6.   Sobre  el  tema relacionado con la  competencia  en  asuntos  de  tutela,  es  importante  precisar que la   Corte  Suprema  de  Justicia  comparte  la  preocupación  del  Tribunal   Constitucional expresada en auto 124 del 25 de marzo de 2009, en  el  sentido  de que en algunos casos los “conflictos  de  competencia  con  base  en  el  Decreto  1382  de  2000  ha generado que los  peticionarios  deban  sufrir  por varios meses (sic) las graves consecuencias de  la  presunta  violación  de  sus  derechos fundamentales mientras los distintos  jueces  discuten  aspectos  meramente  procesales relacionados con las reglas de  reparto;   lo   cual,   además,   es   muestra   de   una  gran  insensibilidad  constitucional”; sin embargo, ello no se opone a que  “las  autoridades  judiciales  y sus usuarios deban  desconocer  la  citada  reglamentación,  toda  vez  que  su inobservancia resta  eficacia  a  la  administración  de  justicia  de  cara a proteger los derechos  fundamentales,  pues  no  se  puede  olvidar  que  el  Decreto  1382 de 2000 fue  expedido  por  la  necesidad cierta de ‘racionalizar    y    desconcentrar    el   conocimiento’1    de   las   demandas   de  tutela”2.   

6.1  Pretender desconocer las razones y los  argumentos  que  se  tuvieron  en  cuenta  para la expedición del Decreto 1382,  genera  efectos  como  el  ocurrido  en  el  caso objeto de análisis y emite un  mensaje  equivocado  a las personas usuarias de la acción de tutela, porque tal  como  se precisó en el auto aludido “la incentiva a  promover  demandas  ante cualquier autoridad judicial, creando caos judicial que  en  nada  ayuda  a la protección inmediata de los derechos fundamentales, ni al  correcto  funcionamiento  de  la  administración de justicia en el ejercicio de  sus  funciones  ordinarias  instituidas  igualmente para garantizar los derechos  constitucionales”.   

6.2  Por ello, la Corte Constitucional  en  el  auto  No.  198  de  28  de  mayo  de 2009, señaló como excepción a su  pronunciamiento  anterior  que  “en  manera  alguna  –el  Decreto  1382  de  2000-  puede servir de fundamento para que los jueces  o   corporaciones   que   ejercen   jurisdicción   constitucional  se  declaren  incompetentes   para   conocer   de   una  acción  de  tutela,”  por   cuanto   lo   que   se  pretende  es  evitar  “una      manipulación     grosera     de     las     reglas     de  reparto…”.   

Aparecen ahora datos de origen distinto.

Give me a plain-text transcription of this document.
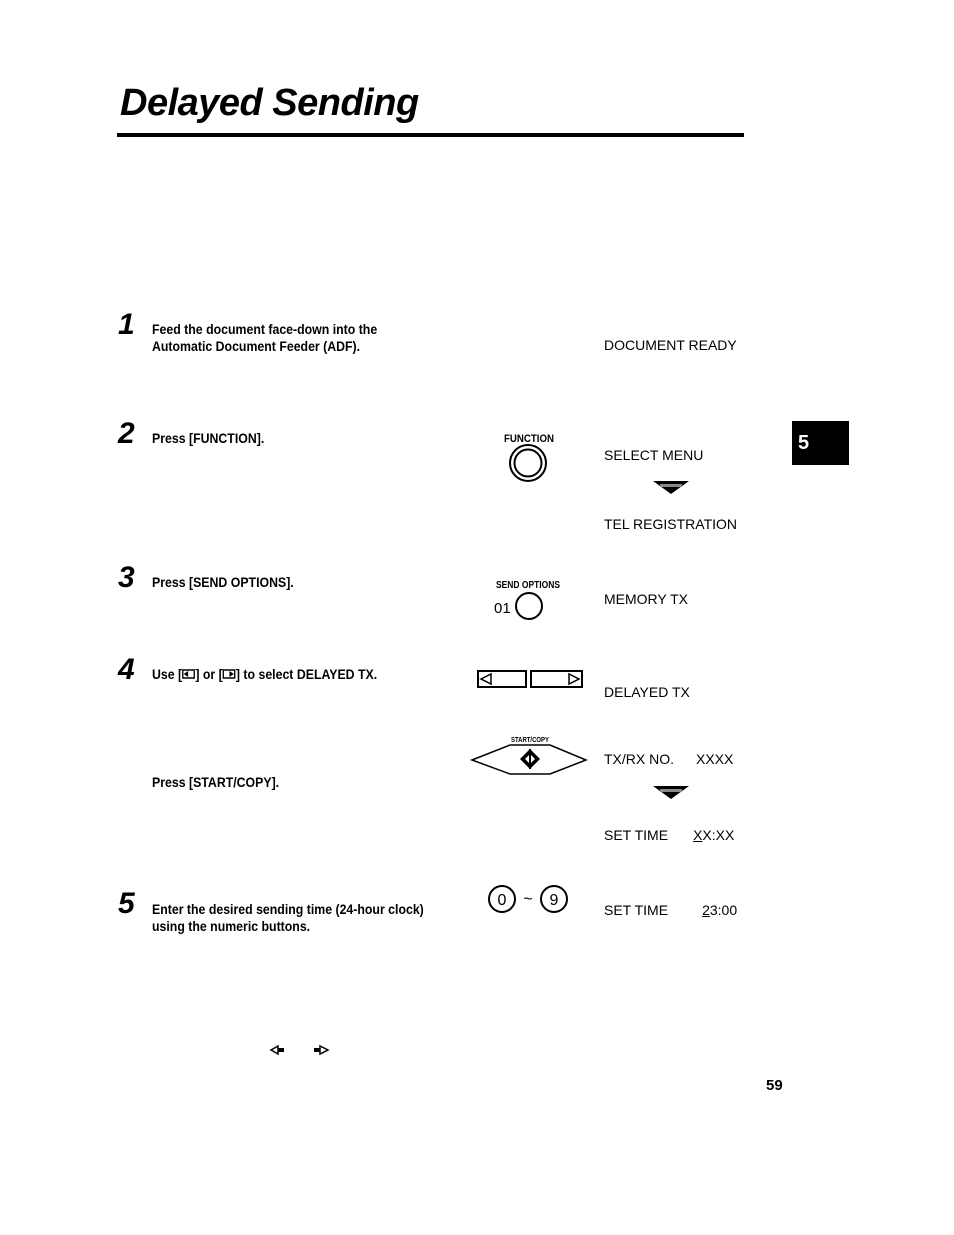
Delayed Sending
5
1 Feed the document face-down into the
Automatic Document Feeder (ADF).	DOCUMENT READY
2 Press [FUNCTION].	FUNCTION
SELECT MENU
TEL REGISTRATION
3 Press [SEND OPTIONS].	SEND OPTIONS
01
MEMORY TX
4 Use [ ] or [ ] to select DELAYED TX.
DELAYED TX
Press [START/COPY].
START/COPY
TX/RX NO. XXXX
SET TIME XX:XX
5 Enter the desired sending time (24-hour clock)
using the numeric buttons.
0 ~ 9
SET TIME 23:00
59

Luego   de   efectuadas   las   anteriores  precisiones,  la  Sala  de  Decisión  de  Tutelas Nº 2 de la Sala de Casación  Penal de la Corte Suprema de Justicia,   

RESUELVE:   

1.    DECLARAR   la  NULIDAD  de  la actuación cumplida, a  partir,   inclusive,   del   auto  de  24  de septiembre  de   2010   por  cuyo  medio  se  avocó  el  conocimiento  de  la  demanda  de  tutela.   

2.  REMITIR  la    actuación    por  competencia  a  los Juzgados  con  Categoría  de  Circuito  de  Ibagué, por conducto de la Oficina Judicial.   

3.         ENVIAR      copia     de    esta  determinación       al       Tribunal       Superior       de      Ibagué.   

4.    NOTIFICAR   lo  aquí  decidido  conforme  al  artículo  16  del  Decreto 2591  de  1991.   

DESANÓTESE  Y CÚMPLASE.  

MARÍA   DEL  ROSARIO  GONZÁLEZ   DE  LEMOS                  JORGE               LUIS               QUINTERO  MILANÉS           

TERESA RUIZ NÚÑEZ  

Secretaria    

1 Ver  parte considerativa del Decreto 1382 de 2000.   

2 Auto  de   2   de   junio  de  2009   proferido  dentro  del  radicado   No.  T-42401.